More broadly, the F-35’s struggles reflect a readiness crisis affecting the US tactical air fleet as a whole. John Venable and Joshua Baker point out in a September 2025 report from the Mitchell Institute for Aerospace Studies that chronic underfunding of spare parts has driven the average mission-capable rate of the US fighter inventory to just 59%.
Venable and Baker note that despite US DoD directives targeting an 80% combat readiness goal, the collective availability of the F-16, F-22 and F-35 fleets has never exceeded 70%. They stress that this overarching logistical gridlock leaves only 354 combat-coded F-15E, F-16, and F-35 strike assets capable of immediate warfighting employment to counter peer-adversary threats.
A May 2026 report by the China Aerospace Studies Institute (CASI) suggests that China’s quantitative gains have translated into substantial force expansion, with the People’s Liberation Army Air Force (PLAAF) now fielding approximately 2,400 combat aircraft, including 15 brigades of J-20 stealth fighters.
However, the CASI report says that the quantitative advantage faces strong headwinds, such as a historical reliance on imported Russian engines and component designs.

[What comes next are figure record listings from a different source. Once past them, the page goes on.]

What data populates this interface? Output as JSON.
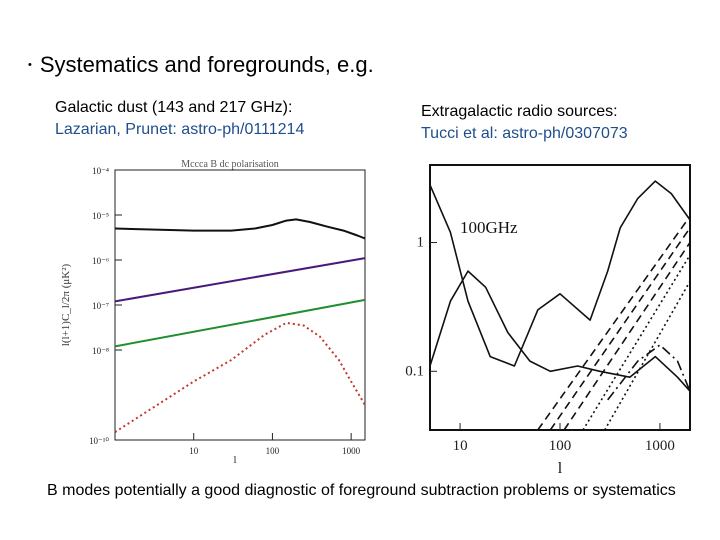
{
  "slide": {
    "bullet": "Systematics and foregrounds, e.g.",
    "summary": "B modes potentially a good diagnostic of foreground subtraction problems or systematics"
  },
  "left_panel": {
    "caption_title": "Galactic dust (143 and 217 GHz):",
    "caption_ref": "Lazarian, Prunet: astro-ph/0111214",
    "chart_data": {
      "type": "line",
      "title": "Mccca B dc polarisation",
      "xlabel": "l",
      "ylabel": "l(l+1)C_l/2π (μK²)",
      "xscale": "log",
      "yscale": "log",
      "xlim": [
        1,
        1500
      ],
      "ylim": [
        1e-10,
        0.0001
      ],
      "x_ticks": [
        "10",
        "100",
        "1000"
      ],
      "y_ticks": [
        "10⁻¹⁰",
        "10⁻⁸",
        "10⁻⁷",
        "10⁻⁶",
        "10⁻⁵",
        "10⁻⁴"
      ],
      "series": [
        {
          "color": "#111111",
          "style": "solid",
          "x": [
            1,
            10,
            30,
            60,
            100,
            150,
            200,
            300,
            500,
            800,
            1200,
            1500
          ],
          "y": [
            5e-06,
            4.5e-06,
            4.5e-06,
            5e-06,
            6e-06,
            7.5e-06,
            8e-06,
            7e-06,
            5.5e-06,
            4.5e-06,
            3.5e-06,
            3e-06
          ]
        },
        {
          "color": "#4a1a7a",
          "style": "solid",
          "x": [
            1,
            1500
          ],
          "y": [
            1.2e-07,
            1.1e-06
          ]
        },
        {
          "color": "#1f8f2f",
          "style": "solid",
          "x": [
            1,
            1500
          ],
          "y": [
            1.2e-08,
            1.3e-07
          ]
        },
        {
          "color": "#c0392b",
          "style": "dotted",
          "x": [
            1,
            10,
            30,
            80,
            150,
            250,
            400,
            700,
            1000,
            1500
          ],
          "y": [
            1.5e-10,
            2e-09,
            6e-09,
            2.2e-08,
            4e-08,
            3.5e-08,
            2e-08,
            6e-09,
            2e-09,
            6e-10
          ]
        }
      ]
    }
  },
  "right_panel": {
    "caption_title": "Extragalactic radio sources:",
    "caption_ref": "Tucci et al: astro-ph/0307073",
    "chart_data": {
      "type": "line",
      "title": "100GHz",
      "xlabel": "l",
      "xscale": "log",
      "yscale": "log",
      "xlim": [
        5,
        2000
      ],
      "ylim": [
        0.035,
        4
      ],
      "x_ticks": [
        "10",
        "100",
        "1000"
      ],
      "y_ticks": [
        "1",
        "0.1"
      ],
      "series": [
        {
          "style": "solid",
          "x": [
            5,
            8,
            12,
            20,
            35,
            60,
            100,
            200,
            300,
            400,
            600,
            900,
            1300,
            2000
          ],
          "y": [
            2.8,
            1.2,
            0.35,
            0.13,
            0.11,
            0.3,
            0.4,
            0.25,
            0.6,
            1.3,
            2.2,
            3.0,
            2.4,
            1.5
          ]
        },
        {
          "style": "solid",
          "x": [
            5,
            8,
            12,
            18,
            30,
            50,
            80,
            150,
            250,
            500,
            900,
            1500,
            2000
          ],
          "y": [
            0.11,
            0.35,
            0.6,
            0.45,
            0.2,
            0.12,
            0.1,
            0.11,
            0.1,
            0.09,
            0.13,
            0.09,
            0.07
          ]
        },
        {
          "style": "dashed",
          "x": [
            60,
            2000
          ],
          "y": [
            0.035,
            1.6
          ]
        },
        {
          "style": "dashed",
          "x": [
            80,
            2000
          ],
          "y": [
            0.035,
            1.3
          ]
        },
        {
          "style": "dashed",
          "x": [
            110,
            2000
          ],
          "y": [
            0.035,
            1.0
          ]
        },
        {
          "style": "dotted",
          "x": [
            170,
            2000
          ],
          "y": [
            0.035,
            0.8
          ]
        },
        {
          "style": "dotted",
          "x": [
            280,
            2000
          ],
          "y": [
            0.035,
            0.5
          ]
        },
        {
          "style": "dashdot",
          "x": [
            300,
            600,
            1000,
            1500,
            2000
          ],
          "y": [
            0.06,
            0.12,
            0.16,
            0.12,
            0.07
          ]
        }
      ]
    }
  }
}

It also notes that sweeping anti-corruption purges and procurement disruptions across the wider defense industrial base continue to threaten high-end modernization timelines.
The US’s challenge in a Taiwan contingency may be less about developing advanced military capabilities than keeping them available for combat. In a conflict where stealth aircraft could determine control of the skies, the decisive question may not be how many F-35s the US possesses, but how many are ready to fly when the war begins.